Ich mustere ihn kurz. Er hat strahlend weiße Zähne, ist groß und relativ schlank. Seine Augen sind grün und strahlend, seine Haare hellbraun und zum Undercut frisiert. Er trägt eine Jeansjacke und eine schwarze Jeanshose, dazu einen weißen Strickpullover und Chucks. Ziemlich leger, aber trotzdem nett anzusehen.

"Ich bin übrigens Noah", schiebt er hinterher. "Ich bin Ariana", antworte ich, um etwas Zeit zu gewinnen und schenke ihm ein strahlendes Lächeln.

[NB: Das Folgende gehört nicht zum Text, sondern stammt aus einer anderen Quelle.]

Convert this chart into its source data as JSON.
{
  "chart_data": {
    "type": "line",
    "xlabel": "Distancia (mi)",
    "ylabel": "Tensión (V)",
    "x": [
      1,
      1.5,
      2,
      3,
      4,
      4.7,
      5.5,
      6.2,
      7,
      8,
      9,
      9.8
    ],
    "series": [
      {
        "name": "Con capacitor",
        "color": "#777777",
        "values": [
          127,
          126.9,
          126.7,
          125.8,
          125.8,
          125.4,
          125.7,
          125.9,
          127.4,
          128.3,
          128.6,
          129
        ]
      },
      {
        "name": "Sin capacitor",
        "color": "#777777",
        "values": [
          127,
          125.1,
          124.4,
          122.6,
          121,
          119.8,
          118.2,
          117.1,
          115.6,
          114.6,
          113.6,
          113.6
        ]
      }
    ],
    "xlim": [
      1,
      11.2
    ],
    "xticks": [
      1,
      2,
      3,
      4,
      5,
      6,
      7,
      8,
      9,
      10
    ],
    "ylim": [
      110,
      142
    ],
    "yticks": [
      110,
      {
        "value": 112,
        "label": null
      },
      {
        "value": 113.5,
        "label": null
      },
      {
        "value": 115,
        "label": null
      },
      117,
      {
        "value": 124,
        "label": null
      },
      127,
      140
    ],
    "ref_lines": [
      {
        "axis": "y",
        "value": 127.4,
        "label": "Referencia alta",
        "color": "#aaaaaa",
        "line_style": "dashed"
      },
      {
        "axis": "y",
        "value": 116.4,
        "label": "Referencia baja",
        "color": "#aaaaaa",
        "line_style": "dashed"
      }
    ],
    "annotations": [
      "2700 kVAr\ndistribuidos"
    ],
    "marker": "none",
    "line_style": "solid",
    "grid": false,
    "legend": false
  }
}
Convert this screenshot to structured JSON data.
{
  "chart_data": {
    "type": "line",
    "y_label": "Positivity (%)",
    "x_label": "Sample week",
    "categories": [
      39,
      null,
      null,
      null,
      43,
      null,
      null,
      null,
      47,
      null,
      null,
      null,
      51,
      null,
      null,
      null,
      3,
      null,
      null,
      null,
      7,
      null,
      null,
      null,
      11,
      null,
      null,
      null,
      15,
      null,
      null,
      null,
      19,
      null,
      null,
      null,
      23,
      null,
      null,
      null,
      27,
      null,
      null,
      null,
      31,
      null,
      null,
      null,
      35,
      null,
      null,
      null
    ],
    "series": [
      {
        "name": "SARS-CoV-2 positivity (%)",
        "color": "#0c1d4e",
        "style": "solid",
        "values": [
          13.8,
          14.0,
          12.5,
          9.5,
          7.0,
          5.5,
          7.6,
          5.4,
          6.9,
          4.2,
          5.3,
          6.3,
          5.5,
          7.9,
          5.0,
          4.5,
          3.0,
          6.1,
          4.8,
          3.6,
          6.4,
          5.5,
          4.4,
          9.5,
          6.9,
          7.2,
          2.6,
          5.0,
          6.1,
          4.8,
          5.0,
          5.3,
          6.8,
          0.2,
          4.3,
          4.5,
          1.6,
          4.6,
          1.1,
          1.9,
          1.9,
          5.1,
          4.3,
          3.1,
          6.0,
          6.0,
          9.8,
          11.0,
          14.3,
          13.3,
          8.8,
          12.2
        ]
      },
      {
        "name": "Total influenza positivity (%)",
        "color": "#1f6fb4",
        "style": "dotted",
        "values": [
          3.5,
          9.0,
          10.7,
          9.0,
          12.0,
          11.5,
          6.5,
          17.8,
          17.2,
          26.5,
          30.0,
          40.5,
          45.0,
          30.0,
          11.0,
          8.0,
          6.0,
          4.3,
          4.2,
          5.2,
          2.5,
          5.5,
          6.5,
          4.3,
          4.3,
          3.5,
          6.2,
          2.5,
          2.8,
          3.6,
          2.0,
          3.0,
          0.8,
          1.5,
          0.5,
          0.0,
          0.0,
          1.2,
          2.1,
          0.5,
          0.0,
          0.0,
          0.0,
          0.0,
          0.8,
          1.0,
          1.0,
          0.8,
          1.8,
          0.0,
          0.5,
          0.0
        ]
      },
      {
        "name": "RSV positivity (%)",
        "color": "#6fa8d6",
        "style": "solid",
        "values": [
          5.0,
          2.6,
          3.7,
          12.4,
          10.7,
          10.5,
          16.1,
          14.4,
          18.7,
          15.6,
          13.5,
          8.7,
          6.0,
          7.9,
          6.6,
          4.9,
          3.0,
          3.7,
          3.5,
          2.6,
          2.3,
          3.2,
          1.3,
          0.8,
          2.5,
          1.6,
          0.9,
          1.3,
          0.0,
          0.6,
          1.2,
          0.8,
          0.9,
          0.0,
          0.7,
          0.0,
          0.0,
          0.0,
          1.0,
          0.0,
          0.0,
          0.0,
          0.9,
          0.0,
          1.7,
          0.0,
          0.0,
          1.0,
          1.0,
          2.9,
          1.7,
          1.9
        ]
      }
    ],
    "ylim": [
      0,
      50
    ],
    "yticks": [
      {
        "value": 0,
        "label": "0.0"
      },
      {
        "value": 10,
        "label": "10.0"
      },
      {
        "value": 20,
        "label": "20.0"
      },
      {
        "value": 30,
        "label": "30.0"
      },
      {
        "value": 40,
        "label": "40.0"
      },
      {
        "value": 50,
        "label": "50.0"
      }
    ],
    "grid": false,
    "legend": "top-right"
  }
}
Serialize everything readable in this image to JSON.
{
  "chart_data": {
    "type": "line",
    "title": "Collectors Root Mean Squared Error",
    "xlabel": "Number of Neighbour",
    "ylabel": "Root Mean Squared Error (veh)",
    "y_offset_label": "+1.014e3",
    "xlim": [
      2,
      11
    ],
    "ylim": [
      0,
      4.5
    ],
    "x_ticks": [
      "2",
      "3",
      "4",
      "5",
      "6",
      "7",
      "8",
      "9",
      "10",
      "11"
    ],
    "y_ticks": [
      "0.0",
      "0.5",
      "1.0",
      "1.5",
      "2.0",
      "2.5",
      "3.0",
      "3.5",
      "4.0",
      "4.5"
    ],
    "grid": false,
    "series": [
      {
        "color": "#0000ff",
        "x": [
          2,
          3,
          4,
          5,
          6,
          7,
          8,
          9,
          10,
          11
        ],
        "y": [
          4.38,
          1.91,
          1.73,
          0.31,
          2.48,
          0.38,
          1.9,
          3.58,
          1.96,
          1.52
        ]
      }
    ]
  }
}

Kurz spiele ich mit dem Gedanken, mich einfach darauf einzulassen, mich mit Noah zu treffen, ihn aufzureißen und mit ihm zu vögeln. Kopf ausschalten, Beine breit machen. Etwas Bestätigung gewinnen, aber noch mehr von mir verlieren.

Bestimmt schüttele ich den Kopf. "Tut mir leid, Noah, du bist bestimmt ein netter Kerl, aber ich habe in meinem Leben momentan genug Chaos. Sorry nochmal für's Anrempeln, mach's gut." Dann drehe ich mich um, packe noch die letzten benötigten Sachen in meinen Wagen und gehe zur Kasse.